Анна удивленно взглянула на младшую сестру. Она все поняла и вдруг сказала:
— У вас большая разница в возрасте. Двадцать два года!
— Мама тоже была совсем юной, когда вышла за папу, — с вызовом ответила Надежда. — Папа на двадцать три года старше мамы.
Анна поняла, что Надя размышляла на эту тему. Значит, все серьезно. Она посмотрела на младшую сестру так, словно впервые ее увидела:
— Так ты об этом думаешь…
— Ладно, надо папу кормить и убираться, — сказала Надя, как отрезала.
Она любила, чтобы в доме был образцовый порядок. Принялась за уборку. На шум выглянул заспанный Сталин. Увидел Надю с щеткой в руках.
— Что это тут творится? Что за кутерьма? А, это вы! Ну, сразу видно — настоящая хозяйка за дело взялась!
— А что! Разве плохо? — встала в оборонительную позу Надя.
— Нет! Очень хорошо! — добродушно сказал Сталин. — Наводите порядок, наводите… Покажите им всем…
Он не мог скрыть своей симпатии к младшей Аллилуевой.
— За вами уж два раза из Смольного присылали, — сообщила Надя.
— Что-нибудь рассказывали? — поинтересовался Сталин. — Как там дела, не говорили?
— Нет, просто просили передать, что товарищи вас ждут.
— Думаете, пора? — задумчиво переспросил Сталин. — Не люблю торопиться. Надо уметь ждать.
Он зашел на кухню, Анна налила ему чаю и вдруг сказала:
— Имейте в виду: Надя — в папу, а он по характеру горд, строптив и непокорен.
Сталин не успел ответить. Вошел Сергей Яковлевич. Поинтересовался у Сталина:
— Хотел спросить, а что Чхеидзе, где он?
— Сложил полномочия вместе со всем президиумом Петроградского совета. Пост председателя Петросовета перешел к Троцкому. А Чхеидзе уехал в Грузию. У него нет будущего, — презрительно ответил Сталин.

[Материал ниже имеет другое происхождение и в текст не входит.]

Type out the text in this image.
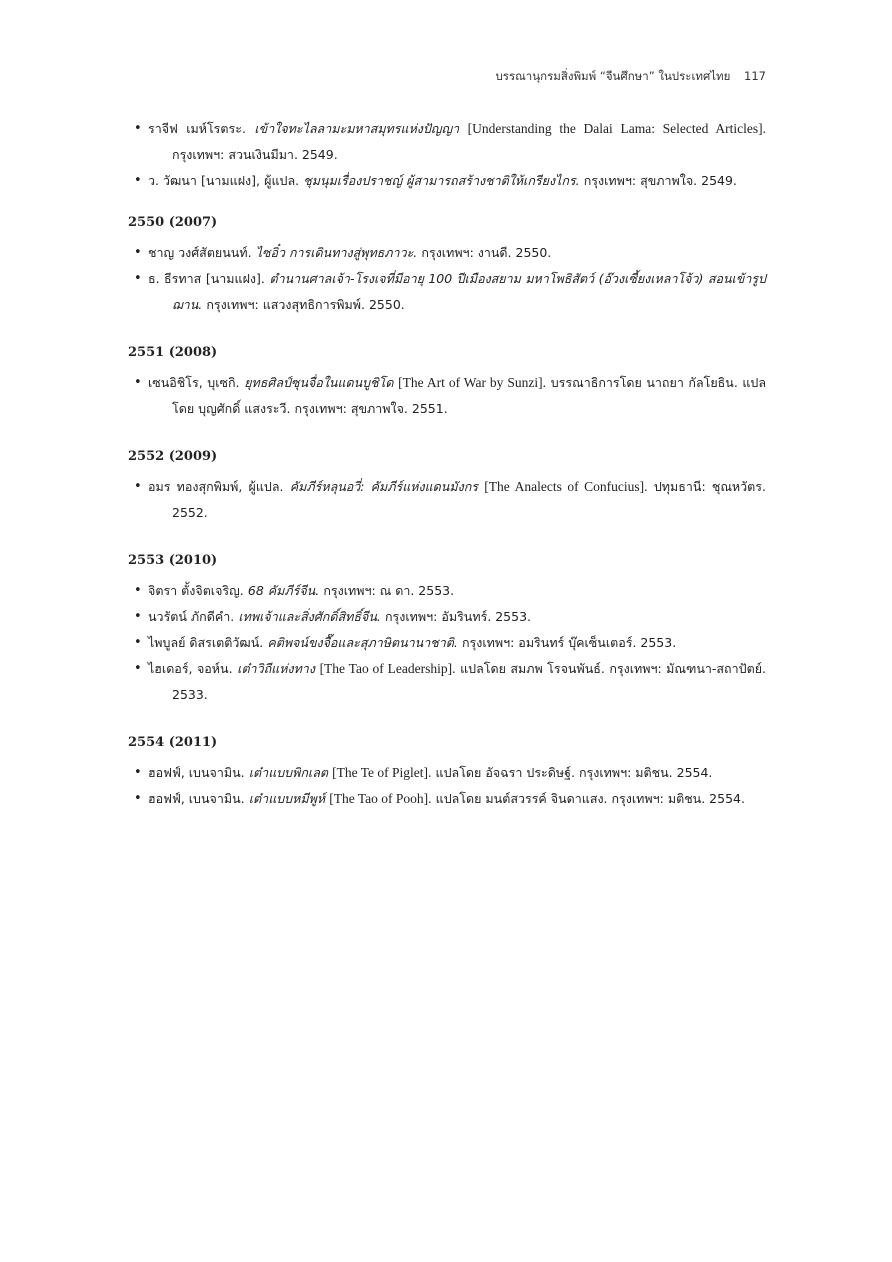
บรรณานุกรมสิ่งพิมพ์ “จีนศึกษา” ในประเทศไทย 117
• ราจีฟ เมห์โรตระ. เข้าใจทะไลลามะมหาสมุทรแห่งปัญญา [Understanding the Dalai Lama: Selected Articles]. กรุงเทพฯ: สวนเงินมีมา. 2549.
• ว. วัฒนา [นามแฝง], ผู้แปล. ชุมนุมเรื่องปราชญ์ ผู้สามารถสร้างชาติให้เกรียงไกร. กรุงเทพฯ: สุขภาพใจ. 2549.
2550 (2007)
• ชาญ วงศ์สัตยนนท์. ไซอิ๋ว การเดินทางสู่พุทธภาวะ. กรุงเทพฯ: งานดี. 2550.
• ธ. ธีรทาส [นามแฝง]. ตำนานศาลเจ้า-โรงเจที่มีอายุ 100 ปีเมืองสยาม มหาโพธิสัตว์ (อ๊วงเซี้ยงเหลาโจ้ว) สอนเข้ารูปฌาน. กรุงเทพฯ: แสวงสุทธิการพิมพ์. 2550.
2551 (2008)
• เซนอิชิโร, บุเซกิ. ยุทธศิลป์ซุนจื่อในแดนบูชิโด [The Art of War by Sunzi]. บรรณาธิการโดย นาถยา กัลโยธิน. แปลโดย บุญศักดิ์ แสงระวี. กรุงเทพฯ: สุขภาพใจ. 2551.
2552 (2009)
• อมร ทองสุกพิมพ์, ผู้แปล. คัมภีร์หลุนอวี่: คัมภีร์แห่งแดนมังกร [The Analects of Confucius]. ปทุมธานี: ชุณหวัตร. 2552.
2553 (2010)
• จิตรา ตั้งจิตเจริญ. 68 คัมภีร์จีน. กรุงเทพฯ: ณ ดา. 2553.
• นวรัตน์ ภักดีคำ. เทพเจ้าและสิ่งศักดิ์สิทธิ์จีน. กรุงเทพฯ: อัมรินทร์. 2553.
• ไพบูลย์ ดิสรเตติวัฒน์. คติพจน์ขงจื๊อและสุภาษิตนานาชาติ. กรุงเทพฯ: อมรินทร์ บุ๊คเซ็นเตอร์. 2553.
• ไฮเดอร์, จอห์น. เต๋าวิถีแห่งทาง [The Tao of Leadership]. แปลโดย สมภพ โรจนพันธ์. กรุงเทพฯ: มัณฑนา-สถาปัตย์. 2533.
2554 (2011)
• ฮอฟฟ์, เบนจามิน. เต๋าแบบพิกเลต [The Te of Piglet]. แปลโดย อัจฉรา ประดิษฐ์. กรุงเทพฯ: มติชน. 2554.
• ฮอฟฟ์, เบนจามิน. เต๋าแบบหมีพูห์ [The Tao of Pooh]. แปลโดย มนต์สวรรค์ จินดาแสง. กรุงเทพฯ: มติชน. 2554.
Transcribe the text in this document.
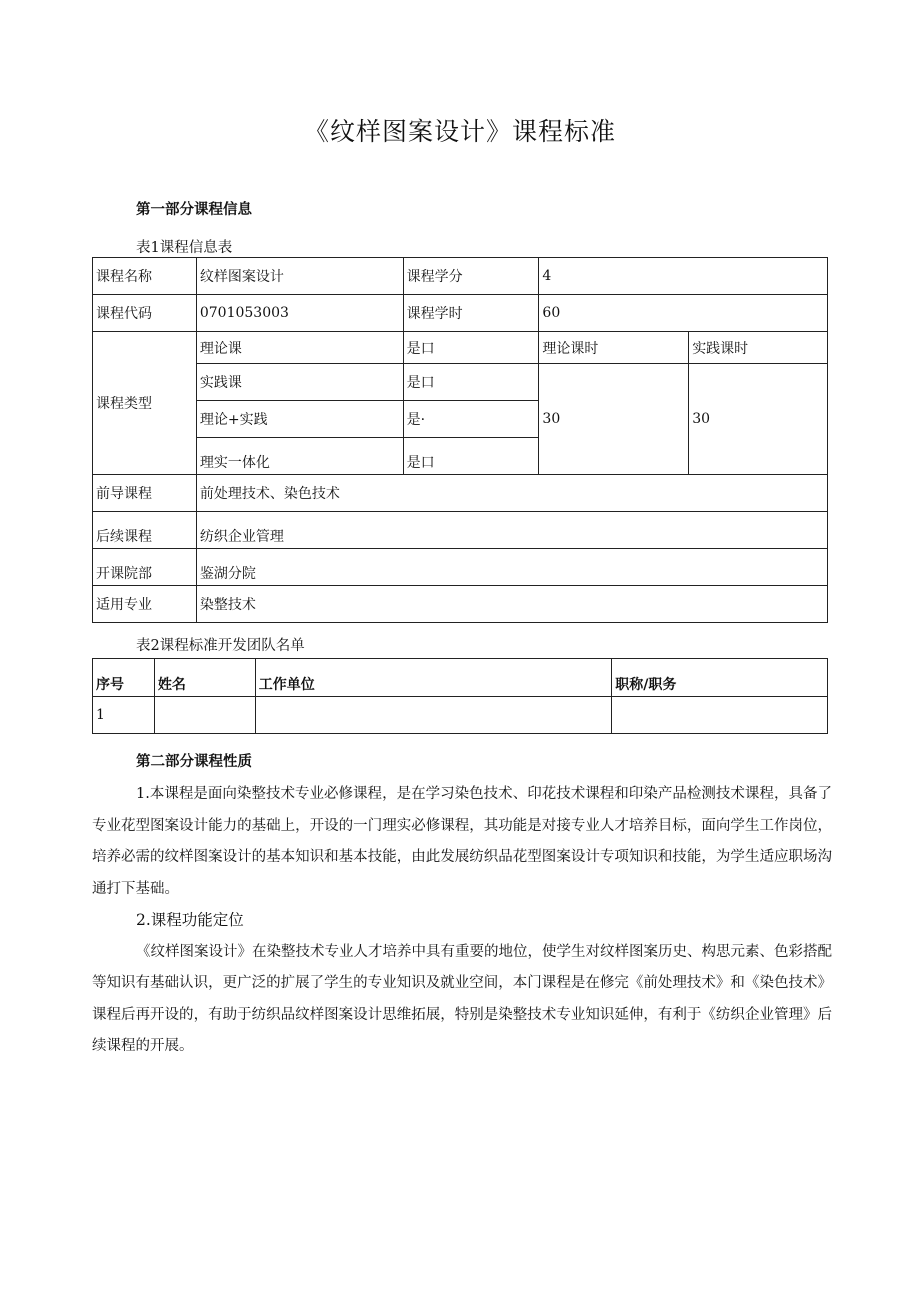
《纹样图案设计》课程标准
第一部分课程信息
表1课程信息表
课程名称	纹样图案设计	课程学分	4	
课程代码	0701053003	课程学时	60	
课程类型	理论课	是口	理论课时	实践课时
	实践课	是口	30	30
	理论+实践	是·		
	理实一体化	是口		
前导课程	前处理技术、染色技术			
后续课程	纺织企业管理			
开课院部	鉴湖分院			
适用专业	染整技术			
表2课程标准开发团队名单
序号	姓名	工作单位	职称/职务
1			
第二部分课程性质

1.本课程是面向染整技术专业必修课程，是在学习染色技术、印花技术课程和印染产品检测技术课程，具备了专业花型图案设计能力的基础上，开设的一门理实必修课程，其功能是对接专业人才培养目标，面向学生工作岗位，培养必需的纹样图案设计的基本知识和基本技能，由此发展纺织品花型图案设计专项知识和技能，为学生适应职场沟通打下基础。

2.课程功能定位

《纹样图案设计》在染整技术专业人才培养中具有重要的地位，使学生对纹样图案历史、构思元素、色彩搭配等知识有基础认识，更广泛的扩展了学生的专业知识及就业空间，本门课程是在修完《前处理技术》和《染色技术》课程后再开设的，有助于纺织品纹样图案设计思维拓展，特别是染整技术专业知识延伸，有利于《纺织企业管理》后续课程的开展。
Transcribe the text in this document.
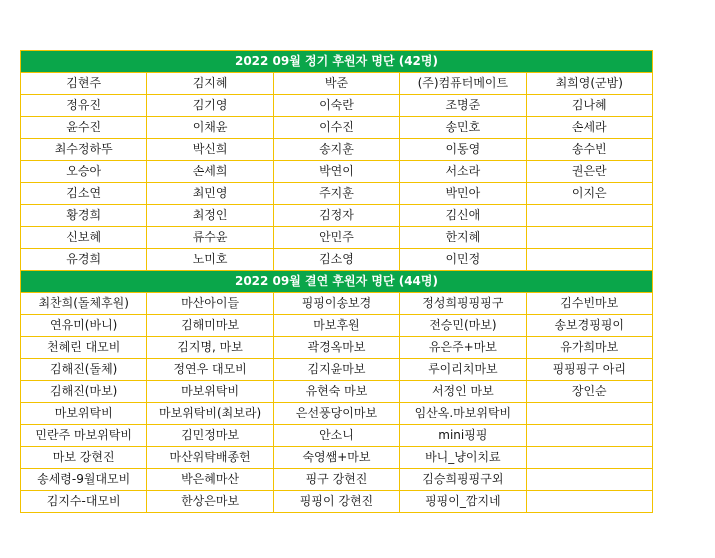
2022 09월 정기 후원자 명단 (42명)				
김현주	김지혜	박준	(주)컴퓨터메이트	최희영(군밤)
정유진	김기영	이숙란	조명준	김나혜
윤수진	이채윤	이수진	송민호	손세라
최수정하뚜	박신희	송지훈	이동영	송수빈
오승아	손세희	박연이	서소라	권은란
김소연	최민영	주지훈	박민아	이지은
황경희	최정인	김정자	김신애	
신보혜	류수윤	안민주	한지혜	
유경희	노미호	김소영	이민정	
2022 09월 결연 후원자 명단 (44명)				
최찬희(돌체후원)	마산아이들	핑핑이송보경	정성희핑핑핑구	김수빈마보
연유미(바니)	김해미마보	마보후원	전승민(마보)	송보경핑핑이
천혜린 대모비	김지명, 마보	곽경옥마보	유은주+마보	유가희마보
김해진(돌체)	정연우 대모비	김지윤마보	루이리치마보	핑핑핑구 아리
김해진(마보)	마보위탁비	유현숙 마보	서정인 마보	장인순
마보위탁비	마보위탁비(최보라)	은선풍당이마보	임산옥.마보위탁비	
민란주 마보위탁비	김민정마보	안소니	mini핑핑	
마보 강현진	마산위탁배종헌	숙영쌤+마보	바니_냥이치료	
송세령-9월대모비	박은혜마산	핑구 강현진	김승희핑핑구외	
김지수-대모비	한상은마보	핑핑이 강현진	핑핑이_깜지네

— А ведь одно время его воспринимали как президента будущей Российской республики, — не без иронии вспомнил Сергей Аллилуев. — Он уже и вел себя соответственно.
— Мне рассказывали, как назначенный министром иностранных дел Милюков позвал товарищей по кадетской партии в свои министерские апартаменты! — со злой усмешкой произнес Сталин. — Хвастался. Шелк, золото, лакеи. И кто он теперь? Никто! Дилетанты! Ночью поделили должности и думали, что вечно будут на вершине. Не понимают, что борьба за власть не прекращается ни на минуту. И желающие отнять должность толпятся у тебя за спиной.
Сталин закончил завтрак и потянулся за трубкой.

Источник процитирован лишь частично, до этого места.